Music may not be a cultural invention layered onto a silent brain — it may be something older and stranger than that.

The problem with studying the evolution of music is that it leaves no fossils. No stone flute survives from the deep past in a way that tells you whether the creature who made it experienced anything like what you feel when a melody resolves. The bones are silent. So for most of the twentieth century, researchers more or less agreed to leave the question alone. Too speculative. Too soft.

That consensus has cracked.

Henkjan Honing, a professor of Music Cognition at the University of Amsterdam, has spent two decades working on a reframe that now appears in Current Biology.1 His argument is not about music as a cultural product — the instruments, the genres, the social rituals built around sound. It is about something prior to all of that: what he calls “musicality,” the biological capacity that makes any of those cultural forms possible in the first place. The ability to perceive a beat, track pitch relationships, feel the pull of a phrase about to resolve. That. Where did it come from, and what is it made of?

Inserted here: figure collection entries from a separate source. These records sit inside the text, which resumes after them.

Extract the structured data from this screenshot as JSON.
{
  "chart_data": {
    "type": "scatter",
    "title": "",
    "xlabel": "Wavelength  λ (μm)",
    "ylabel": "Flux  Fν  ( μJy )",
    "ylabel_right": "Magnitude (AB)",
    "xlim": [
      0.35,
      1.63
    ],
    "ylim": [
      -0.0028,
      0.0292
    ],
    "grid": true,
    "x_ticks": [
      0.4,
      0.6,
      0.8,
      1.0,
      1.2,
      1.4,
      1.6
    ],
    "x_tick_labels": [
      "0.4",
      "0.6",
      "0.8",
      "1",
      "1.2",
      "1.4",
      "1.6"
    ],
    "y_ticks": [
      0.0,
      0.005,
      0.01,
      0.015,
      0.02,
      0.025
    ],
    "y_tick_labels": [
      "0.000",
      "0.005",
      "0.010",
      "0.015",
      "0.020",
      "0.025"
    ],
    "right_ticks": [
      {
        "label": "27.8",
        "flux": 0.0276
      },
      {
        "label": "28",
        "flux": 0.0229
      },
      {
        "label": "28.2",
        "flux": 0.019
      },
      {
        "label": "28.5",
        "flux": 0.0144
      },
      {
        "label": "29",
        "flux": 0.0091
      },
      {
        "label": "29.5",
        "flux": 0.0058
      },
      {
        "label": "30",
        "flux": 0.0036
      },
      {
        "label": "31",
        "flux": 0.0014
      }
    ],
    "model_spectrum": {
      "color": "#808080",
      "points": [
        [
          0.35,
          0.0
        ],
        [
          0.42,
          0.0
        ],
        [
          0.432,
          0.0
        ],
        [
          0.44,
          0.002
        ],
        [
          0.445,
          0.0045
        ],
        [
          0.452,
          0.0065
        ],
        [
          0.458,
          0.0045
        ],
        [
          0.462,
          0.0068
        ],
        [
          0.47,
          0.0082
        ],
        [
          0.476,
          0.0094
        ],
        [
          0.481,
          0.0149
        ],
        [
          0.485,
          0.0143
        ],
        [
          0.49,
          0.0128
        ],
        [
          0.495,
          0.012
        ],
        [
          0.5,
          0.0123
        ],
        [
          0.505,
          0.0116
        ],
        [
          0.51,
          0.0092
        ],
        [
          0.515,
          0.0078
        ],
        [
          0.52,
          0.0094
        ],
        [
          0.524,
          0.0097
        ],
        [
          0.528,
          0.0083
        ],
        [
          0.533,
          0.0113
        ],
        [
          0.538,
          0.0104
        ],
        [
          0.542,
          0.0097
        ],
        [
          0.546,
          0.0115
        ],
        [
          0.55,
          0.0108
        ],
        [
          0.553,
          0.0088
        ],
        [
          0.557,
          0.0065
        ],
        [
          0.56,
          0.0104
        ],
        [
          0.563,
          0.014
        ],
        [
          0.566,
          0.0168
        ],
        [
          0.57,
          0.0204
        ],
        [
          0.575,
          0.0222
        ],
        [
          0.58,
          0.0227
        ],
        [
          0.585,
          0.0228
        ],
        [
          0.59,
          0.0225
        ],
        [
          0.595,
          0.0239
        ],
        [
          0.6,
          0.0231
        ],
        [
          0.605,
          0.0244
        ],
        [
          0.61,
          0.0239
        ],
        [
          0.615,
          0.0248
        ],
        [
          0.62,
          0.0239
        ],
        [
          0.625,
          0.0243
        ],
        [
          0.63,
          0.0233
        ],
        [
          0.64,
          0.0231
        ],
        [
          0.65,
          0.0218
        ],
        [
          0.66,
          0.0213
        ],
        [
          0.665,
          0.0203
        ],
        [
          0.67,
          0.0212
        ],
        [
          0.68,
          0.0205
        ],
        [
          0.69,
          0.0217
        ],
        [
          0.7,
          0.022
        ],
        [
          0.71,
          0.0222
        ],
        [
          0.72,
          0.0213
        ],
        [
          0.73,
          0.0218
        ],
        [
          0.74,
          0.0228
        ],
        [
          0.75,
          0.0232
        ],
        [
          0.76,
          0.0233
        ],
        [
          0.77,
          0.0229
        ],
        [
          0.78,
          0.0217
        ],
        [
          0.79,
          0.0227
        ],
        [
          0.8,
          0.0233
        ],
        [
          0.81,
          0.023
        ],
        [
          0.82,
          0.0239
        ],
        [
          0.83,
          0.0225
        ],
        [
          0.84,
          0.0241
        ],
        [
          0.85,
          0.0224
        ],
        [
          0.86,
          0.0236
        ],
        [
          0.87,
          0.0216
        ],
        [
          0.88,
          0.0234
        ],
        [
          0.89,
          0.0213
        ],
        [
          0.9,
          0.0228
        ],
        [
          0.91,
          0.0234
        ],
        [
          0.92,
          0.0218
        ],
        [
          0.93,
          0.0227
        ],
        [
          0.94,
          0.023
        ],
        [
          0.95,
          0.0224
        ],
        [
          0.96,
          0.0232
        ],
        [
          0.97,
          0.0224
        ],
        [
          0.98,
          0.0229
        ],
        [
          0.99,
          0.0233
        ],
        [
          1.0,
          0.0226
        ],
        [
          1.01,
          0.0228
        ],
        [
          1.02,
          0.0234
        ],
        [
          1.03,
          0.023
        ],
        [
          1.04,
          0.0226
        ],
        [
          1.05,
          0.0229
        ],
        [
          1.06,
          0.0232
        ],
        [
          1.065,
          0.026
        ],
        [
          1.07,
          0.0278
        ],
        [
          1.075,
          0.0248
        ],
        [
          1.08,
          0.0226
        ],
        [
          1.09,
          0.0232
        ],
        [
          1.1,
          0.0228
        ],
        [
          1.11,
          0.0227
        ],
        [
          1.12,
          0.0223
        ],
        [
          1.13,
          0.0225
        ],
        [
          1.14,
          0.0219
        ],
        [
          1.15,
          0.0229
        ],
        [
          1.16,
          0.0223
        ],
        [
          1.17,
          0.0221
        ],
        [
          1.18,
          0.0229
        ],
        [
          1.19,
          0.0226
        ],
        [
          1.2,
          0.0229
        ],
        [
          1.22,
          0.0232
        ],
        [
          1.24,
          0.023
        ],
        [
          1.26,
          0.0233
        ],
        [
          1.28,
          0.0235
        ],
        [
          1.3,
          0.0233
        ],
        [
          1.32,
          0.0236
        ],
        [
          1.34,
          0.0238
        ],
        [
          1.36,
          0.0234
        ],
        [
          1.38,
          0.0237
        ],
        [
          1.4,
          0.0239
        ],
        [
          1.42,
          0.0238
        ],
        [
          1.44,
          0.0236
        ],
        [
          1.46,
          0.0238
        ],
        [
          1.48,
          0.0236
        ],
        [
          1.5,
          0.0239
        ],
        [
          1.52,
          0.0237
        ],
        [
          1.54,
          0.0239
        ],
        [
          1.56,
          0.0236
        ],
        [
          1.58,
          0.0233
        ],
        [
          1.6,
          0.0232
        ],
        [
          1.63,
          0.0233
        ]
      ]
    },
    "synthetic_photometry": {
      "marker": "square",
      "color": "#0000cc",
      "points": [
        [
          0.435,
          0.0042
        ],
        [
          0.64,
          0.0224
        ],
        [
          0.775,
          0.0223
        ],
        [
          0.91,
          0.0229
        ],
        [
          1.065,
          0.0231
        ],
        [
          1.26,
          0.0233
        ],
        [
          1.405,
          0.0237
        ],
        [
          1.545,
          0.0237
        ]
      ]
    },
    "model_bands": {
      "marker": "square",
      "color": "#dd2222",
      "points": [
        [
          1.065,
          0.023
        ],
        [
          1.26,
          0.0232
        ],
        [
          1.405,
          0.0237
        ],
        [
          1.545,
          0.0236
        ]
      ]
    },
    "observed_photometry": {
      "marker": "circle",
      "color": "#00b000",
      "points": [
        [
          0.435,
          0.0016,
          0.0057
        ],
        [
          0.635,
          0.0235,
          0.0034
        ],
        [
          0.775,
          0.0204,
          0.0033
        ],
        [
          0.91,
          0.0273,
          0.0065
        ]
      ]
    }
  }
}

The answer, Honing argues, drawing on work across psychology, neuroscience, biology, genetics, and animal cognition, is that musicality is not a single thing. It is a mosaic — what he calls a “multicomponent” capacity, assembled from older building blocks that evolution had already been refining for entirely different purposes. Perceptual systems. Motor systems. Emotional circuitry. At some point in hominin history, these were integrated in a new configuration. The result was something that, eventually, produced every musical tradition that has ever existed on earth.